Y aquél, naturalmente, era el lugar donde estaban todos los engendros. Caxton estaba segura de que sería el lugar más protegido de toda la prisión.

Iba a ser su siguiente parada.

Dejó el bolígrafo y se levantó. Ahora sólo tenía que descubrir cómo llegar hasta allí. Sabía que la torre central estaba en el extremo opuesto de la enfermería. De hecho, la torre quedaba a apenas doscientos metros. Además, Caxton ya había echado un vistazo al ala médica de la prisión. Primero estaba la enfermería, donde ella y Gert se habían refugiado, y más allá había tan sólo una larga sala llena de camas. Camas vacías. Algunas de esas camas debían de haber estado ocupadas por pacientes antes de que tomaran la prisión, pero ahora habían desaparecido. Probablemente las habían trasladado a algún pabellón donde podían vigilarlas mejor. Detrás de la habitación de las camas había un portalón cerrado que no iba a lograr atravesar jamás sin una maquinaria industrial de corte de la que no disponía.

Se desperezó y se frotó el puente de la nariz, intentando despertarse un poco.
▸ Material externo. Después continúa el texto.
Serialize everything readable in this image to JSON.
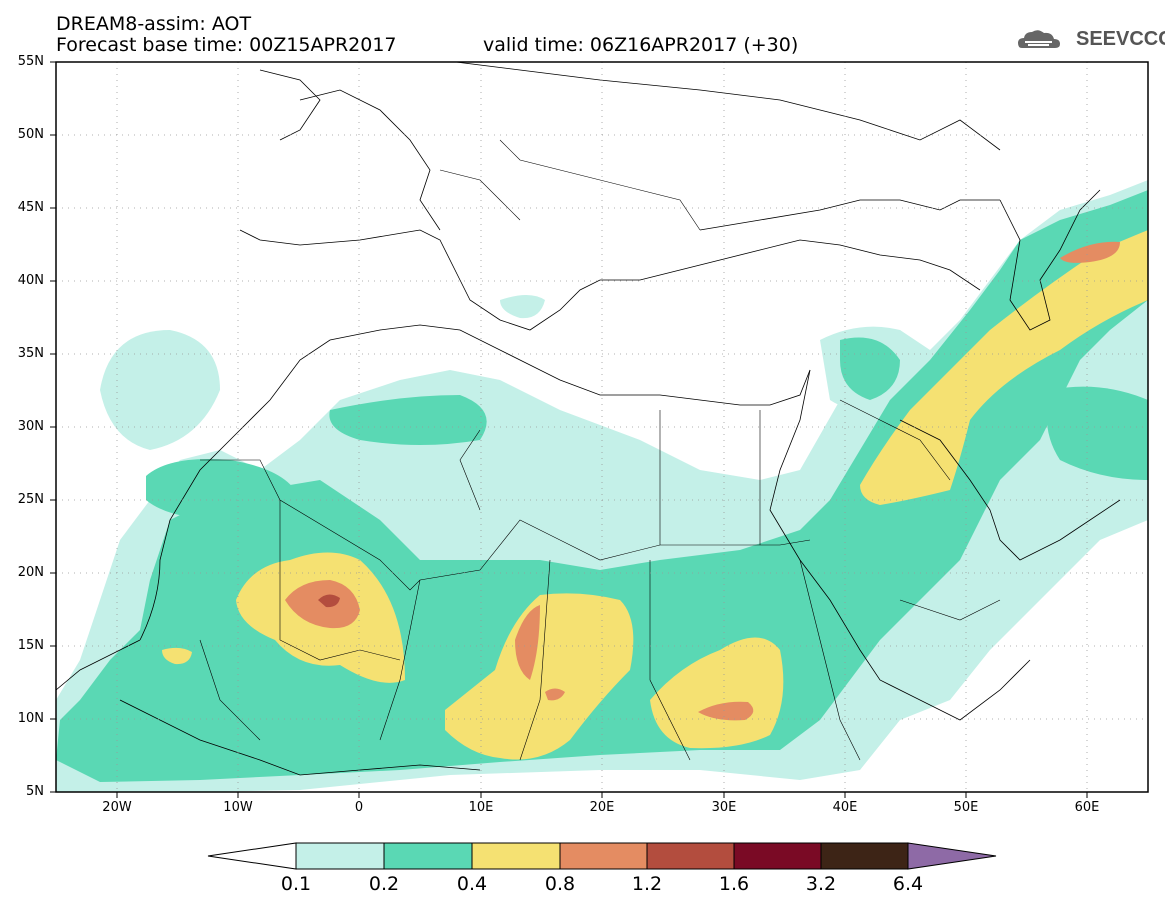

A lo mejor podría bordear uno de los pabellones hasta llegar al…

De pronto se quedó muy quieta.

—¿Qué pasa? —preguntó Gert, que cogió el cuchillo de caza de debajo de la litera, donde lo había dejado Caxton.

—Shh —silbó Caxton. Había oído algo, un grito. Sonaba como si procediera del otro lado del portalón. Y no parecía un siervo, sino un ser humano en una situación desesperada.

Fuera quien fuese, se dijo Caxton no podía hacer nada por ayudar. Aun así, siguió escuchando.